Saturday, November 22, 2003

SARS, SOTA and the Semantic Web

October's issue of Computer had two interesting articles on the Semantic Web:
Fighting Epidemics in the Information and Knowledge Age "We have simulated the spread of SARS and shown that isolation control measures had no significant effect on containing the epidemic's outbreaks...Information and knowledge sharing profoundly influenced the extent and duration of the SARS epidemic. At first, lack of information and knowledge sharing hampered China's efforts to research the virus and control the epidemic. SARS appeared initially in Guangdong province, but during the outbreak's early stages, the obtained experience with controlling and curing the disease was not available to health workers in other affected regions...Currently, however, the Web cannot guarantee the accuracy and reliability of the data it holds. To overcome these limitations, scientists are exploring ways to reshape the Web. The Semantic Web and the Grid represent just two of these efforts."

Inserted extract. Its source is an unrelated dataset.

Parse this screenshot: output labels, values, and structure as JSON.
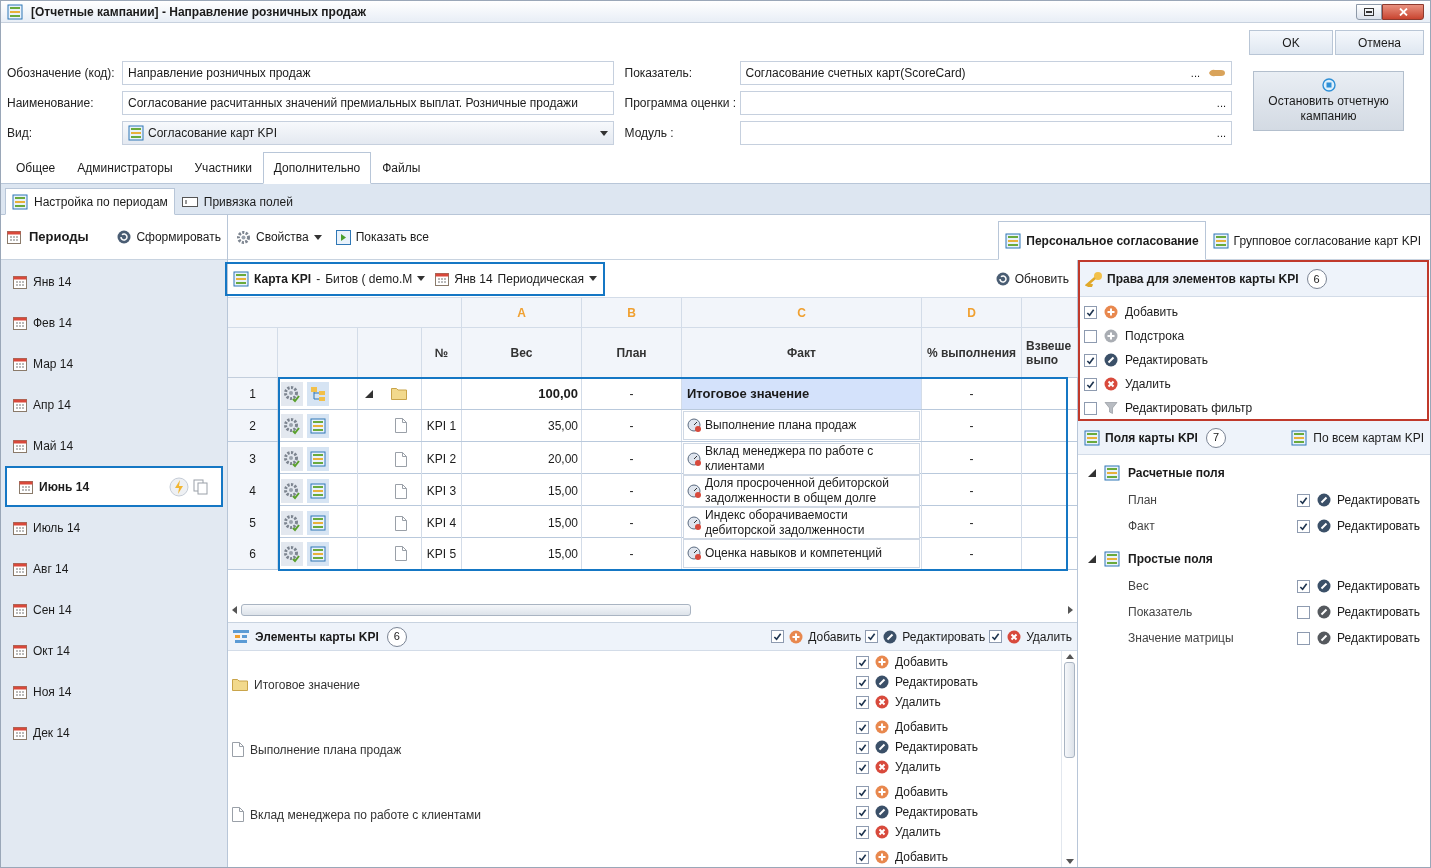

I'm not sure why I liked this article so much. Is it the old man vs microbe battle? Is it the positive reaction and can-do attitude about these problems.

Ontology-Mediated Integration of Intranet Web Services "Dealing with this flood of options will require sweeping automation. To meet this challenge, the authors built their smart office task automation framework—SOTA—using Web services, an ontology, and agent components."